In all honesty, though, it's all made me a little bit sad. I miss my blog! So much has happened I'd love to have properly journaled, but I ended up just tweeting and setting adrift. I feel like it's time to get back into my home in the blogosphere proper, and once again begin regularly expressing myself in longer cohesive units right here on my comfy old website. Fear not, my dear fellow netizens, for Twitter hasn't claimed me entirely after all! There is still some fight in this stubborn old blogger yet! I say to you now, you can expect more proper blog posts from me!

...yes, I'll post their links to Twitter.

December 13, 2010

I art!

Rob @ 11:09 AM

I've started an art blog, consisting entirely of the random creative stuff I've created or collaborated on across various media. My goal is to make at least one post to it per day, both to get some of my older stuff back out there and to encourage myself to get cracking on some new stuff.

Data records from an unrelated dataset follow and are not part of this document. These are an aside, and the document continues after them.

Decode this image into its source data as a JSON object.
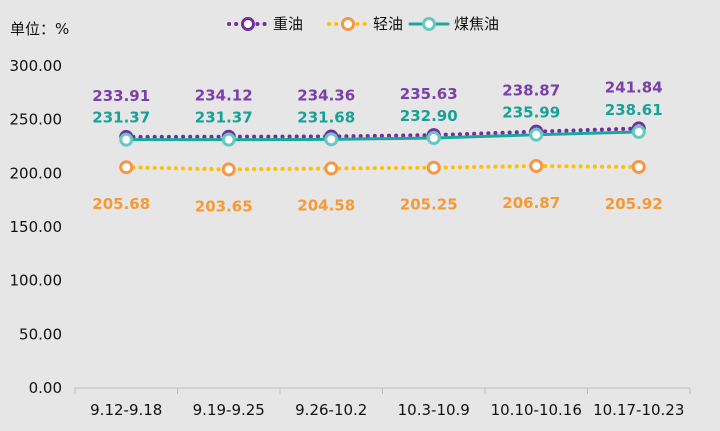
{
  "chart_data": {
    "type": "line",
    "unit_label": "单位：%",
    "categories": [
      "9.12-9.18",
      "9.19-9.25",
      "9.26-10.2",
      "10.3-10.9",
      "10.10-10.16",
      "10.17-10.23"
    ],
    "ylim": [
      0,
      300
    ],
    "yticks": [
      "0.00",
      "50.00",
      "100.00",
      "150.00",
      "200.00",
      "250.00",
      "300.00"
    ],
    "grid": false,
    "legend_position": "top",
    "series": [
      {
        "name": "重油",
        "values": [
          233.91,
          234.12,
          234.36,
          235.63,
          238.87,
          241.84
        ],
        "labels": [
          "233.91",
          "234.12",
          "234.36",
          "235.63",
          "238.87",
          "241.84"
        ],
        "color": "#7030a0",
        "label_color": "#7b3fa8",
        "line_style": "dotted",
        "label_position": "above"
      },
      {
        "name": "轻油",
        "values": [
          205.68,
          203.65,
          204.58,
          205.25,
          206.87,
          205.92
        ],
        "labels": [
          "205.68",
          "203.65",
          "204.58",
          "205.25",
          "206.87",
          "205.92"
        ],
        "color": "#ffc000",
        "marker_color": "#f79646",
        "label_color": "#f79a34",
        "line_style": "dotted",
        "label_position": "below"
      },
      {
        "name": "煤焦油",
        "values": [
          231.37,
          231.37,
          231.68,
          232.9,
          235.99,
          238.61
        ],
        "labels": [
          "231.37",
          "231.37",
          "231.68",
          "232.90",
          "235.99",
          "238.61"
        ],
        "color": "#1aa89e",
        "marker_color": "#66c8c0",
        "label_color": "#16a297",
        "line_style": "solid",
        "label_position": "above"
      }
    ]
  }
}
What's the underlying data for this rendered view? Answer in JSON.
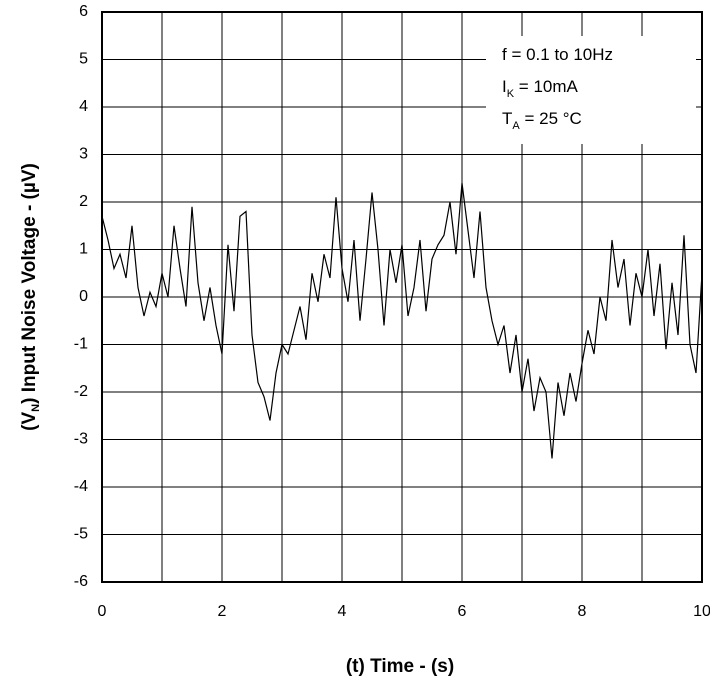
{
  "chart_data": {
    "type": "line",
    "x_label": "(t)  Time - (s)",
    "y_label": {
      "pre": "(V",
      "sub": "N",
      "post": ") Input Noise Voltage - (µV)"
    },
    "annotations": [
      {
        "pre": "f = 0.1 to 10Hz"
      },
      {
        "pre": "I",
        "sub": "K",
        "post": " = 10mA"
      },
      {
        "pre": "T",
        "sub": "A",
        "post": " = 25 °C"
      }
    ],
    "x": [
      0,
      0.1,
      0.2,
      0.3,
      0.4,
      0.5,
      0.6,
      0.7,
      0.8,
      0.9,
      1,
      1.1,
      1.2,
      1.3,
      1.4,
      1.5,
      1.6,
      1.7,
      1.8,
      1.9,
      2,
      2.1,
      2.2,
      2.3,
      2.4,
      2.5,
      2.6,
      2.7,
      2.8,
      2.9,
      3,
      3.1,
      3.2,
      3.3,
      3.4,
      3.5,
      3.6,
      3.7,
      3.8,
      3.9,
      4,
      4.1,
      4.2,
      4.3,
      4.4,
      4.5,
      4.6,
      4.7,
      4.8,
      4.9,
      5,
      5.1,
      5.2,
      5.3,
      5.4,
      5.5,
      5.6,
      5.7,
      5.8,
      5.9,
      6,
      6.1,
      6.2,
      6.3,
      6.4,
      6.5,
      6.6,
      6.7,
      6.8,
      6.9,
      7,
      7.1,
      7.2,
      7.3,
      7.4,
      7.5,
      7.6,
      7.7,
      7.8,
      7.9,
      8,
      8.1,
      8.2,
      8.3,
      8.4,
      8.5,
      8.6,
      8.7,
      8.8,
      8.9,
      9,
      9.1,
      9.2,
      9.3,
      9.4,
      9.5,
      9.6,
      9.7,
      9.8,
      9.9,
      10
    ],
    "series": [
      {
        "color": "#000000",
        "values": [
          1.7,
          1.2,
          0.6,
          0.9,
          0.4,
          1.5,
          0.2,
          -0.4,
          0.1,
          -0.2,
          0.5,
          0.0,
          1.5,
          0.6,
          -0.2,
          1.9,
          0.3,
          -0.5,
          0.2,
          -0.6,
          -1.2,
          1.1,
          -0.3,
          1.7,
          1.8,
          -0.8,
          -1.8,
          -2.1,
          -2.6,
          -1.6,
          -1.0,
          -1.2,
          -0.7,
          -0.2,
          -0.9,
          0.5,
          -0.1,
          0.9,
          0.4,
          2.1,
          0.6,
          -0.1,
          1.2,
          -0.5,
          0.8,
          2.2,
          1.0,
          -0.6,
          1.0,
          0.3,
          1.1,
          -0.4,
          0.2,
          1.2,
          -0.3,
          0.8,
          1.1,
          1.3,
          2.0,
          0.9,
          2.4,
          1.4,
          0.4,
          1.8,
          0.2,
          -0.5,
          -1.0,
          -0.6,
          -1.6,
          -0.8,
          -2.0,
          -1.3,
          -2.4,
          -1.7,
          -2.0,
          -3.4,
          -1.8,
          -2.5,
          -1.6,
          -2.2,
          -1.4,
          -0.7,
          -1.2,
          0.0,
          -0.5,
          1.2,
          0.2,
          0.8,
          -0.6,
          0.5,
          0.0,
          1.0,
          -0.4,
          0.7,
          -1.1,
          0.3,
          -0.8,
          1.3,
          -1.0,
          -1.6,
          0.5
        ]
      }
    ],
    "xlim": [
      0,
      10
    ],
    "xticks": [
      0,
      2,
      4,
      6,
      8,
      10
    ],
    "ylim": [
      -6,
      6
    ],
    "yticks": [
      -6,
      -5,
      -4,
      -3,
      -2,
      -1,
      0,
      1,
      2,
      3,
      4,
      5,
      6
    ],
    "grid": true
  }
}
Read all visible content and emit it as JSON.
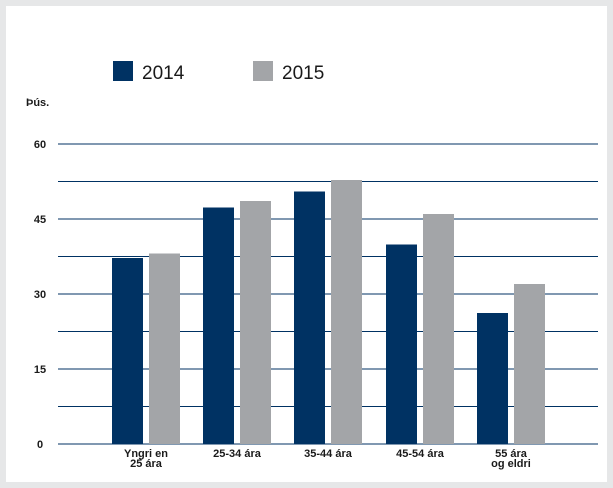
{
  "chart_data": {
    "type": "bar",
    "title": "",
    "ylabel": "Þús.",
    "xlabel": "",
    "ylim": [
      0,
      60
    ],
    "ytick_values": [
      0,
      15,
      30,
      45,
      60
    ],
    "ytick_labels": [
      "0",
      "15",
      "30",
      "45",
      "60"
    ],
    "minor_gridlines": [
      7.5,
      22.5,
      37.5,
      52.5
    ],
    "grid": true,
    "legend_placement": "top-left",
    "categories": [
      [
        "Yngri en",
        "25 ára"
      ],
      [
        "25-34 ára"
      ],
      [
        "35-44 ára"
      ],
      [
        "45-54 ára"
      ],
      [
        "55 ára",
        "og eldri"
      ]
    ],
    "series": [
      {
        "name": "2014",
        "color": "#003263",
        "values": [
          37.2,
          47.3,
          50.5,
          39.9,
          26.2
        ]
      },
      {
        "name": "2015",
        "color": "#a3a5a8",
        "values": [
          38.1,
          48.6,
          52.8,
          46.0,
          32.0
        ]
      }
    ],
    "gridline_color": "#003263"
  }
}
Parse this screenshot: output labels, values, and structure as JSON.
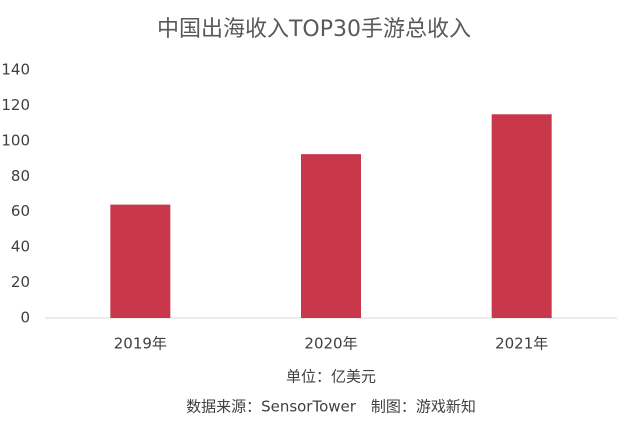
{
  "chart_data": {
    "type": "bar",
    "title": "中国出海收入TOP30手游总收入",
    "categories": [
      "2019年",
      "2020年",
      "2021年"
    ],
    "values": [
      64,
      92.5,
      115
    ],
    "color": "#c8374a",
    "ylim": [
      0,
      140
    ],
    "yticks": [
      0,
      20,
      40,
      60,
      80,
      100,
      120,
      140
    ],
    "grid": false,
    "unit_note": "单位：亿美元",
    "source_note": "数据来源：SensorTower　制图：游戏新知"
  }
}
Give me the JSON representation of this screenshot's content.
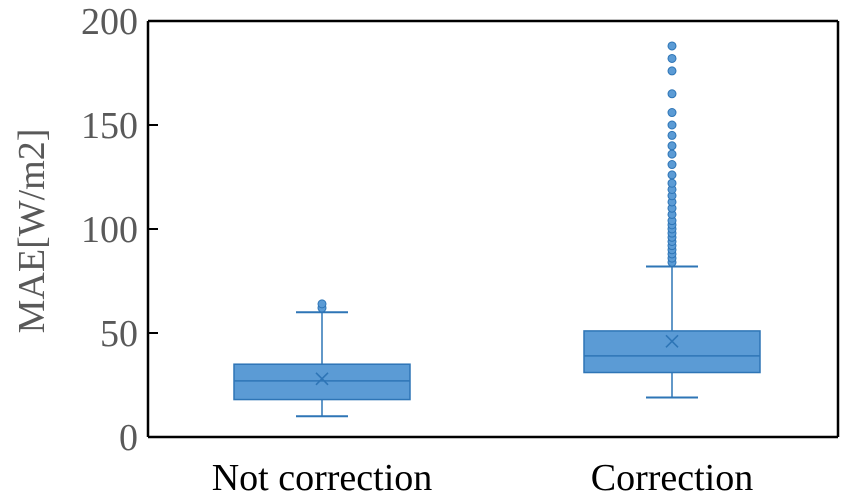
{
  "chart_data": {
    "type": "box",
    "ylabel": "MAE[W/m2]",
    "xlabel": "",
    "title": "",
    "ylim": [
      0,
      200
    ],
    "yticks": [
      0,
      50,
      100,
      150,
      200
    ],
    "grid": false,
    "color": "#5b9bd5",
    "stroke_color": "#2e75b6",
    "categories": [
      "Not correction",
      "Correction"
    ],
    "boxes": [
      {
        "category": "Not correction",
        "whisker_low": 10,
        "q1": 18,
        "median": 27,
        "q3": 35,
        "whisker_high": 60,
        "mean": 28,
        "outliers": [
          62,
          64
        ]
      },
      {
        "category": "Correction",
        "whisker_low": 19,
        "q1": 31,
        "median": 39,
        "q3": 51,
        "whisker_high": 82,
        "mean": 46,
        "outliers": [
          84,
          86,
          88,
          90,
          92,
          94,
          96,
          98,
          100,
          102,
          104,
          107,
          110,
          113,
          116,
          119,
          122,
          126,
          131,
          136,
          140,
          145,
          150,
          156,
          165,
          176,
          182,
          188
        ]
      }
    ]
  }
}
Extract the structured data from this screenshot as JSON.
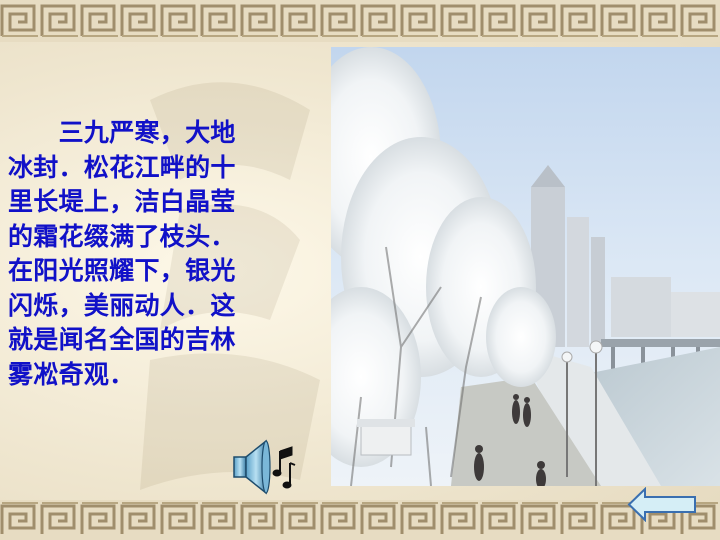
{
  "poem": {
    "lines": [
      "　　三九严寒，大地",
      "冰封．松花江畔的十",
      "里长堤上，洁白晶莹",
      "的霜花缀满了枝头．",
      "在阳光照耀下，银光",
      "闪烁，美丽动人．这",
      "就是闻名全国的吉林",
      "雾凇奇观．"
    ],
    "color": "#1111c8"
  },
  "photo": {
    "subject": "rime-covered trees along the riverbank promenade",
    "sky_color": "#d3e2f2",
    "frost_color": "#ffffff"
  },
  "controls": {
    "sound_icon": "speaker-with-music-notes-icon",
    "back_icon": "left-arrow-icon",
    "back_color": "#d5eef6"
  },
  "decor": {
    "border_color": "#c9b89a",
    "pattern": "greek-key-fret"
  }
}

You can find this new hotness at robtfirefly.tumblr.com, and here's the RSS.

November 25, 2010

Gobbles.

Rob @ 4:32 PM

I am participating in a traditional ritual observance, in preparation for which I have forced spiced stale bread cuboids into the excavated abdominopelvic body cavity of a deceased avian creature. I am now charring the corpse in an enclosed flame chamber while periodically dousing it in its own heated and released bodily fluids, with the ultimate goal of consuming mass quantities of its flesh with my nuclear family unit.

Thanksgiving dinner! I will enjoy it.

November 12, 2010

33

Rob @ 12:28 PM

My first official act this morning as a wise old man of age 33 was to rewatch the film Coneheads. AS YOU CAN SEE I AM HANDLING SRS BSNS TODAY.

My birthday is neat, but I'll be even more excited in four months when I can celebrate being 33 1/3.

Incidentally '33 is the release year of Duck Soup, one of my two favorite Marx Brothers films. If you'd really like to give me something for my birthday, go watch that film and let me know what you thought of it. (My other favorite Marx film is A Night at the Opera, but since that came out in '35 I won't harass you to watch it for another two years.)

November 5, 2010

Guy Doc’s Night

Rob @ 5:14 PM

The Fifth of November, 1955

Remember, remember the Fifth of November,
The scientist hanging a clock,
Who knew on that date,
That fortune and fate,
Would reveal so much more to the Doc.
Doc Brown, Doc Brown, he did invent
Such objects of folly, with good intent,
He tumbled and fell in his lavatory
But soon after took to his lab'ratory
For though he'd been woefully injur'ed
A vision unfurled in his bruis'ed head
Great Scott! Great Scott! From this disaster
Great Scott! Great Scott! The Flux Capac'tor!
And what did he do with it? Build it!

And here's a drawing.
And here's a video.

October 30, 2010

Halloween Parade 2010 is tomorrow!

Rob @ 1:42 PM

That thing I always do on tomorrow's date is tomorrow! I'm looking way forward to it; this is October's last chance to stop sucking.

Sp, who wants to throw on a costume - any costume - and march in the world's largest Halloween Parade with me tomorrow? I'll be marching with the NYC2600 crowd; more details here. The more the merrier, so if you're into it get in touch or just show up unannounced and join up with us out in front of the Hotel Pennsylvania (7th Avenue across from Penn Station) from 3-4PM! We'll be the geeks in funny outfits, you be one too.

I usually unveil my costume earlier than this, but not this time as I'm still rushing to complete it. Heading out to collect the last bits and pieces now.